Art is important. No art is essential. But lots of things are essential. To the athlete, team sports and competition are essential. To the biologist, identifying the birds at her bird feeder is essential. To the academic, research is essential. Where am I going with this? In a world crowded with activities that draw our attention in a variety of directions, the “essentials” in our lives end up competing for our time and attention. These things may all be essential, but life is about choices. And I keep coming back to this; art is essential. This is coming from someone who studied biology in school while competing in athletics through college.
Last fall I decided that instead of watching NFL football, that time I would have normally been watching the Minnesota Vikings, I would instead do something creative or outside. This was a decision prompted by frustration with a league that still allows a team to use a racial slur for a team name (not the Vikings by the way) and for a game that has been unable to deal with the epidemic of concussions among its participants. After gloomy projections on the season (maybe making my choice easier) the Vikings surprised everyone and entered the last game of the season competing for the division title. I caved. Within the first few minutes I watched a Viking player stagger off the field with an obvious concussion. Karma. I honestly don’t remember who won the game. I could look it up to write this more accurately, but really—what does it matter?
It’s not like I expected my personal boycott of the NFL would change anything. Recognizing my effort as not even insignificant, but simply unnoticed, this fall I was more ambivalent. Week 1 of the season passed and I ignored it. Week 2 came and I watched one game. Week three is here and early this Sunday morning I sat down to do some writing with truly no idea what I wanted to write an what came out was “Art is important. No art is essential.” Well there you go. The power of art (if you can call my writing an art form).
Dee Dickinson from Johns Hopkins School of Education writes this about the importance of arts (in education).
- They are languages that all people speak that cut across racial, cultural, social, educational, and economic barriers and enhance cultural appreciation and awareness.
- They are symbol systems as important as letters and numbers.

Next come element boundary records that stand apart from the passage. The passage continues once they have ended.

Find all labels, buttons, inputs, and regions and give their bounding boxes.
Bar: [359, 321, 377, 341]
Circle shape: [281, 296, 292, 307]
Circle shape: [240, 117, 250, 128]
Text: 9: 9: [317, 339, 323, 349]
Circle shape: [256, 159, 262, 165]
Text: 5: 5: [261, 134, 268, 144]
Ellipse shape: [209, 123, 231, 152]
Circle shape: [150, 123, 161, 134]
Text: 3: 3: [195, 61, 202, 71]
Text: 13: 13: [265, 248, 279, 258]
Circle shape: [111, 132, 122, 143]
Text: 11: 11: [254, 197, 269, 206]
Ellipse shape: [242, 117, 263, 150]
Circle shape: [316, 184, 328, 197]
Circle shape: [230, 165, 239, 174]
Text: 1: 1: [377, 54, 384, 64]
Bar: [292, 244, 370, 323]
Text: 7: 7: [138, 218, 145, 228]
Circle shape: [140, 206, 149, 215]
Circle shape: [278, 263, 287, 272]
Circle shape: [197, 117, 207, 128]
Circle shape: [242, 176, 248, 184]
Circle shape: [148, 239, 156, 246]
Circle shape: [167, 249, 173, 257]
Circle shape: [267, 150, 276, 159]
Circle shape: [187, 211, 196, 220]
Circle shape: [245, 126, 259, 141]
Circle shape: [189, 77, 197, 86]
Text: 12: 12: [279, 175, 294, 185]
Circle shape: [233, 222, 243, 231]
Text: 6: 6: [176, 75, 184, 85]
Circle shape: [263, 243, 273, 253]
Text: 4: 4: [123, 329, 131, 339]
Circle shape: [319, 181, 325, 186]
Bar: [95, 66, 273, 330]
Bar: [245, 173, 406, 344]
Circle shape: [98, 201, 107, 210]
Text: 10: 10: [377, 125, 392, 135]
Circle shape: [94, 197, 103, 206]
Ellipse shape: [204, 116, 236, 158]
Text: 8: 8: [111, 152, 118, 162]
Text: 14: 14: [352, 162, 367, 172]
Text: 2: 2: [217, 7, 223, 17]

- They integrate mind, body, and spirit.
- They provide opportunities for self-expression, bringing the inner world into the outer world of concrete reality.
- They offer the avenue to “flow states” and peak experiences.
- They create a seamless connection between motivation, instruction, assessment, and practical application–leading to deep understanding.
- They are an opportunity to experience processes from beginning to end.
- They develop both independence and collaboration.
- They provide immediate feedback and opportunities for reflection.
- They make it possible to use personal strengths in meaningful ways and to bridge into understanding sometimes difficult abstractions through these strengths.
- They merge the learning of process and content.
- They improve academic achievement — enhancing test scores, attitudes, social skills, critical and creative thinking.
- They exercise and develop higher order thinking skills including analysis, synthesis, evaluation, and “problem-finding.”
- They are essential components of any alternative assessment program.
- They provide the means for every student to learn.
To me, this is a list of benefits not only good for our students, but for everyone. So, new plan this NFL season. The Sunday Art Series. Every Sunday I will create some form of art and share it. Good, bad, indifferent, I don’t think the quality is what is important, but it is the process. Now if just I do this, I’m one old crank writing a poem, painting a picture, or singing a song by myself in the basement. If two of us do it—well then it’s two old cranks in the basement. But if three of us, if three of us do it, it might be the beginning of a movement—the movement to better the world through the Sunday Art Series. Join me.